You are mixing things up. Ayn Rand is more associated with the right-conservative movement. Libertarianism (with a lower-case l) is simply the belief in a voluntary society - one without coercion. The problem with most peoples political beliefs is they are ego-centric and are based the individual thinking their way is correct and they are so certain of it, they're willing to force others to comply via the barrel of a gun (or proxy gun - aka, military, police, etc) using property confiscation (non-voluntary taxes) as the primary means.
Ask yourself, are you so certain of your position that you are willing to shoot or imprison me even if I'm causing you no harm? This is the modus operandi for both the left and right.
>Ayn Rand is more associated with the right-conservative movement.
Then why was she all over those links you gave me? I think your movement has moved on without you.
>is simply the belief in a voluntary society - one with coercion.
You meant without here, right? Then we're talking anarchism. Since libertarians always talk about free markets, that would make it ancap. Which is an oxymoron.
> they're willing to force others to comply via the barrel of a gun (or proxy gun - aka, military, police, etc) with property confiscation (non-voluntary taxes) as the primary means.
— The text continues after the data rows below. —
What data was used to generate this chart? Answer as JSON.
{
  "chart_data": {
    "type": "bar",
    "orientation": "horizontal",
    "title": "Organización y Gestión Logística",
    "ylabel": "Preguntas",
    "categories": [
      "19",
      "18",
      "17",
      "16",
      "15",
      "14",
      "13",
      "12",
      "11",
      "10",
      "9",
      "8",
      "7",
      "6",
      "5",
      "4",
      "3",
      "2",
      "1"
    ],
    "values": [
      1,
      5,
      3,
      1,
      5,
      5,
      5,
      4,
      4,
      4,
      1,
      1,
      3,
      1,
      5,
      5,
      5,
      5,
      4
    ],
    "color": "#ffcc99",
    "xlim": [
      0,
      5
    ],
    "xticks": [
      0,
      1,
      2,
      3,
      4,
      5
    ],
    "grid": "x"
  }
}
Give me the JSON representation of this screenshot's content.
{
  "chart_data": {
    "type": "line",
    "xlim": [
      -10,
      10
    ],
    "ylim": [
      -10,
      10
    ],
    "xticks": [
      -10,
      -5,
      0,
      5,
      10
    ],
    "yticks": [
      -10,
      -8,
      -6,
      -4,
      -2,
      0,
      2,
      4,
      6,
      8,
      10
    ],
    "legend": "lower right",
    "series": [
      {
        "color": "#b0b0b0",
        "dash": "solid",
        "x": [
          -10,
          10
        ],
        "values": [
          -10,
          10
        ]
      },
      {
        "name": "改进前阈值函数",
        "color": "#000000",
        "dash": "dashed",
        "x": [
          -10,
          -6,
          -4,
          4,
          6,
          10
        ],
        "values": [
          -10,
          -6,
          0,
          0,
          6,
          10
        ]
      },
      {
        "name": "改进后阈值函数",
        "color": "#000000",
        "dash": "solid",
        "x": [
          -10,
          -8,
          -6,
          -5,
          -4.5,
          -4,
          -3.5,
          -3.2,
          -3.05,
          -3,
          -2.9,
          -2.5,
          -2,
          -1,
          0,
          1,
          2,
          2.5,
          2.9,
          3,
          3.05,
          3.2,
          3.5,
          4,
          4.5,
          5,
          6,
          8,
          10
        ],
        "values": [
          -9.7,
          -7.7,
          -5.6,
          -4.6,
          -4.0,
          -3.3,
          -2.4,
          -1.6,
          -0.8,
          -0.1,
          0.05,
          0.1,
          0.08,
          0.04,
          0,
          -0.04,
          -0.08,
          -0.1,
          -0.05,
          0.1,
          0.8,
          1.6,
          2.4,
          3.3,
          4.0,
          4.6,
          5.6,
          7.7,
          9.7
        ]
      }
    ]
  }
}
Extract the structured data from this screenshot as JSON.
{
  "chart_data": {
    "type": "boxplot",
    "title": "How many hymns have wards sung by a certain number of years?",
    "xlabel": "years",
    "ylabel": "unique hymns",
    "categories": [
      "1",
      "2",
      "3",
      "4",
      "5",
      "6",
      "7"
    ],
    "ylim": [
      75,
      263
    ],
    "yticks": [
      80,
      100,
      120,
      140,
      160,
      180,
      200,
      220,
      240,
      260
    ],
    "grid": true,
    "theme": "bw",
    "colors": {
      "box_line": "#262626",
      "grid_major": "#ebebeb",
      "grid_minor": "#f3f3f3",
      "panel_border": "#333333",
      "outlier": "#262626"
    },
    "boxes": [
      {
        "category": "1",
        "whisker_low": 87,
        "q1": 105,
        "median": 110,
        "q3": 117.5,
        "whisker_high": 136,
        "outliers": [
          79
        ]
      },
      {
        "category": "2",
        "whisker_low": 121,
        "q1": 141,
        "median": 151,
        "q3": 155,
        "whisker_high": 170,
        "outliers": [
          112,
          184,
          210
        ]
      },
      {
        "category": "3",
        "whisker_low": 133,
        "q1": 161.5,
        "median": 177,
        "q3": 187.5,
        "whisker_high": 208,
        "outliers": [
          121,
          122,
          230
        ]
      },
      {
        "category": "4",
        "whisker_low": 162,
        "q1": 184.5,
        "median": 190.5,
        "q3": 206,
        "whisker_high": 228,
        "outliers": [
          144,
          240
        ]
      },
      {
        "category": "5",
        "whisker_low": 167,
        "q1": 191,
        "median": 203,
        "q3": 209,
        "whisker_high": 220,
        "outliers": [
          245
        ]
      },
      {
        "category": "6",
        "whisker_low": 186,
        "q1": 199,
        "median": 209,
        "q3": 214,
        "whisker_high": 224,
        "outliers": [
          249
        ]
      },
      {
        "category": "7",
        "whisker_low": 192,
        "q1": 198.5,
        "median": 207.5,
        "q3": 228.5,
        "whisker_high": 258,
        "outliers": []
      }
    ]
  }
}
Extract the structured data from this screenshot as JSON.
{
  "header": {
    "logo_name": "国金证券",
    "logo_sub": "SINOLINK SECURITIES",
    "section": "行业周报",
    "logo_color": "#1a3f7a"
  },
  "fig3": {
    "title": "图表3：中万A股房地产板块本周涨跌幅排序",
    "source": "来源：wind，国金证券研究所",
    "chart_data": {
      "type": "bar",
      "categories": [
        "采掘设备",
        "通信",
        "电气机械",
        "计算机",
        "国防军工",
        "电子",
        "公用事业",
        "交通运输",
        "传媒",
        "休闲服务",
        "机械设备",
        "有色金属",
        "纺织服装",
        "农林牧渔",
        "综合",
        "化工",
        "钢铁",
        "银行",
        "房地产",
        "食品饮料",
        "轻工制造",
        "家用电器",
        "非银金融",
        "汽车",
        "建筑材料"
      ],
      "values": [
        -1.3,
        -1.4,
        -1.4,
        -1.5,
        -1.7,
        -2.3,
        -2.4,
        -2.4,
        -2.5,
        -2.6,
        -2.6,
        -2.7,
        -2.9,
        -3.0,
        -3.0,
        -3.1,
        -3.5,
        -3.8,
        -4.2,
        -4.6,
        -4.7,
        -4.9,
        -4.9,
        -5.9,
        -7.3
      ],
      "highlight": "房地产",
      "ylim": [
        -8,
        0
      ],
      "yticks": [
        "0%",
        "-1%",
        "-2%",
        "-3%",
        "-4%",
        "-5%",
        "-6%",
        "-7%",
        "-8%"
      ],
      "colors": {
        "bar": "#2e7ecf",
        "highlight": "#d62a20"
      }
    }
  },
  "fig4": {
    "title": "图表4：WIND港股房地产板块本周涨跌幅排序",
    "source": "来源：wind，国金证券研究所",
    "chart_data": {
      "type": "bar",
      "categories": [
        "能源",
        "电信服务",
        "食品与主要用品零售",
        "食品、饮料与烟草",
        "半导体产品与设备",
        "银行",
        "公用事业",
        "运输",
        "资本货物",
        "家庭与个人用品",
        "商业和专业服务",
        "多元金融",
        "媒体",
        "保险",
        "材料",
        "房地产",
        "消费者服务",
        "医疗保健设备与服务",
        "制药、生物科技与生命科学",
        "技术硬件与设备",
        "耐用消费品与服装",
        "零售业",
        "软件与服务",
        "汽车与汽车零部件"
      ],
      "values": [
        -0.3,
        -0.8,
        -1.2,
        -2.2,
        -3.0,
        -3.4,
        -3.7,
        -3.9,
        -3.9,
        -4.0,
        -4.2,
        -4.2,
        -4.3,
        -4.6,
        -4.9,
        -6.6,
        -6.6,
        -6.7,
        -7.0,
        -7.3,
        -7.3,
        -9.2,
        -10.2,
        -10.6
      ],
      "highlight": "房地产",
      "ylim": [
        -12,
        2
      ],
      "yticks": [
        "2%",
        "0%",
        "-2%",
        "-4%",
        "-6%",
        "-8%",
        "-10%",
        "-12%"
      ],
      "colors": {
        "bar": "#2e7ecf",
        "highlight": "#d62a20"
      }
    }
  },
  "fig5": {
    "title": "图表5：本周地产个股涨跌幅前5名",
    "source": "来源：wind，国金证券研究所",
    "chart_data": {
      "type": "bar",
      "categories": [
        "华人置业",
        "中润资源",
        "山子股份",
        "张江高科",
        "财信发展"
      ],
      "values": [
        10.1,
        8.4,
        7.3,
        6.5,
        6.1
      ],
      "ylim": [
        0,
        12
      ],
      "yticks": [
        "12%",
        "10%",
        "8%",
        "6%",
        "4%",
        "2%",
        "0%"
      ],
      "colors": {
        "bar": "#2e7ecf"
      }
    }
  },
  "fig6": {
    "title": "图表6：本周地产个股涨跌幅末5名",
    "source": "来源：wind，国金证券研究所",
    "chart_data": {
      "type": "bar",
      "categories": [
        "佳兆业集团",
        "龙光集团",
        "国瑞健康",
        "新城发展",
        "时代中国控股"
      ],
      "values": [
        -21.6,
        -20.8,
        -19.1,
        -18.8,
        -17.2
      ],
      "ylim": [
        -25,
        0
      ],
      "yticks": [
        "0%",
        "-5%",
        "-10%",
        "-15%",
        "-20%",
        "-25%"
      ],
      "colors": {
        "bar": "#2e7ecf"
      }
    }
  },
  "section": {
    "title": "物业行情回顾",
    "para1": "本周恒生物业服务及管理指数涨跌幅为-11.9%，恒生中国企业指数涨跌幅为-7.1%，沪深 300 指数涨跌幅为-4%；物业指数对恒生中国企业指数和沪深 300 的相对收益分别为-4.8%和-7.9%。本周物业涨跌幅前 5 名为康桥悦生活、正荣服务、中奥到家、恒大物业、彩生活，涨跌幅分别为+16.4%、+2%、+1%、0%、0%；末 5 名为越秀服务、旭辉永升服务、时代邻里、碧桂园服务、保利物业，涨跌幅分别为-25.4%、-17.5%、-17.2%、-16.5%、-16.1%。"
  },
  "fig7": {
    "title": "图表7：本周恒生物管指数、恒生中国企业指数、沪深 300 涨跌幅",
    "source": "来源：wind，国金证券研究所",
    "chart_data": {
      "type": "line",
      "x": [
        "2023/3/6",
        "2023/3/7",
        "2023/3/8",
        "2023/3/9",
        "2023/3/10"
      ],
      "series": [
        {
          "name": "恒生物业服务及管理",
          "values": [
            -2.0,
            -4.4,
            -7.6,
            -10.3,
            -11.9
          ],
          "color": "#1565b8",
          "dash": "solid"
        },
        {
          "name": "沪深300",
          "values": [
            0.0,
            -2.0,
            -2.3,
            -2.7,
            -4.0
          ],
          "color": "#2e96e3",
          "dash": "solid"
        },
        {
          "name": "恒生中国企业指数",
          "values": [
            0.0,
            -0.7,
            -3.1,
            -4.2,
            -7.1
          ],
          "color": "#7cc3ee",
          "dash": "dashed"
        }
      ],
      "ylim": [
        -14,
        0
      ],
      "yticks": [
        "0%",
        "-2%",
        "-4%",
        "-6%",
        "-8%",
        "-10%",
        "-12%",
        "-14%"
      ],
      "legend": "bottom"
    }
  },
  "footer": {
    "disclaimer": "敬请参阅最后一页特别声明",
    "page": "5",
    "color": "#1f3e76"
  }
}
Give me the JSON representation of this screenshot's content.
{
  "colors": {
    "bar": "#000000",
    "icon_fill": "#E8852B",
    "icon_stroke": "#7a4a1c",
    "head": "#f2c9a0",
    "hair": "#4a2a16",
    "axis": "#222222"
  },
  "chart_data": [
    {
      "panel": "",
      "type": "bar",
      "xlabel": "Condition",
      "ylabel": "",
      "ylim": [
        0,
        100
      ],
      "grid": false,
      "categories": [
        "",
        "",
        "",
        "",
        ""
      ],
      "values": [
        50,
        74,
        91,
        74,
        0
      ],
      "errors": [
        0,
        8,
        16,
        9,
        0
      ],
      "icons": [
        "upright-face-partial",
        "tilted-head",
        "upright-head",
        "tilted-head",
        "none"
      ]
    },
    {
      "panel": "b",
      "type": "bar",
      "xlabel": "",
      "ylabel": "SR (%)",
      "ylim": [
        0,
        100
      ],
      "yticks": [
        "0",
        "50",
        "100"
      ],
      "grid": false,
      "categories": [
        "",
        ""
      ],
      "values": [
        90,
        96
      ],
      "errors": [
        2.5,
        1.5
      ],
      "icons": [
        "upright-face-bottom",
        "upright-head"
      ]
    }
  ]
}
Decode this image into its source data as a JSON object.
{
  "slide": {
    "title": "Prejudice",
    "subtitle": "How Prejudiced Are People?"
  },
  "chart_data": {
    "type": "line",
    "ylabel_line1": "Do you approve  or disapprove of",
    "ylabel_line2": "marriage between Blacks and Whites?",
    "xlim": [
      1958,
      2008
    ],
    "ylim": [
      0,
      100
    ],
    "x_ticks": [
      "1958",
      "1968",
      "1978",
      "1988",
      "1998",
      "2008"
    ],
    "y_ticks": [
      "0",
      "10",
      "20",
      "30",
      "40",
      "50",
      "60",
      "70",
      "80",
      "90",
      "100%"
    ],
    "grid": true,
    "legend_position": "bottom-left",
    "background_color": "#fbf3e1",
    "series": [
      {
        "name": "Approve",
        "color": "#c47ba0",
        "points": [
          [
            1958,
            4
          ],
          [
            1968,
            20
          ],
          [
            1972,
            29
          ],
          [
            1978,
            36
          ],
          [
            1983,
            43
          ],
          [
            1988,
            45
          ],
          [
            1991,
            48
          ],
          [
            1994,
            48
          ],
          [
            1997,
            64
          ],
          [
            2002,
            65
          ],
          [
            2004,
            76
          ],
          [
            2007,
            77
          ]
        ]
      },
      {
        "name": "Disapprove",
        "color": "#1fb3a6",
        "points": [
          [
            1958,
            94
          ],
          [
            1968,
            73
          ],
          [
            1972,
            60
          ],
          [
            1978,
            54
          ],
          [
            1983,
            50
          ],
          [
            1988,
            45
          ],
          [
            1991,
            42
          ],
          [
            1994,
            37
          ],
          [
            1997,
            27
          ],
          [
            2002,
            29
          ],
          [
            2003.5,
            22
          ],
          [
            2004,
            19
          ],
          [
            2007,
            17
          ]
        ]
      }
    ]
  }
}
A but this is exactly my issue with libertarianism: it's so much more complex than this but libertarians just hand wave all the problems away. Just a few more incantations of "laissez faire" and Utopia will arrive.
I'm not pro-coercion, I simply recognize that capitalism itself implies a level of coercion no matter how you package it up.
Ask yourself, are you so certain of your position that you are willing to shoot or imprison me even if I'm causing you no harm? This is the modus operandi for both the left and right.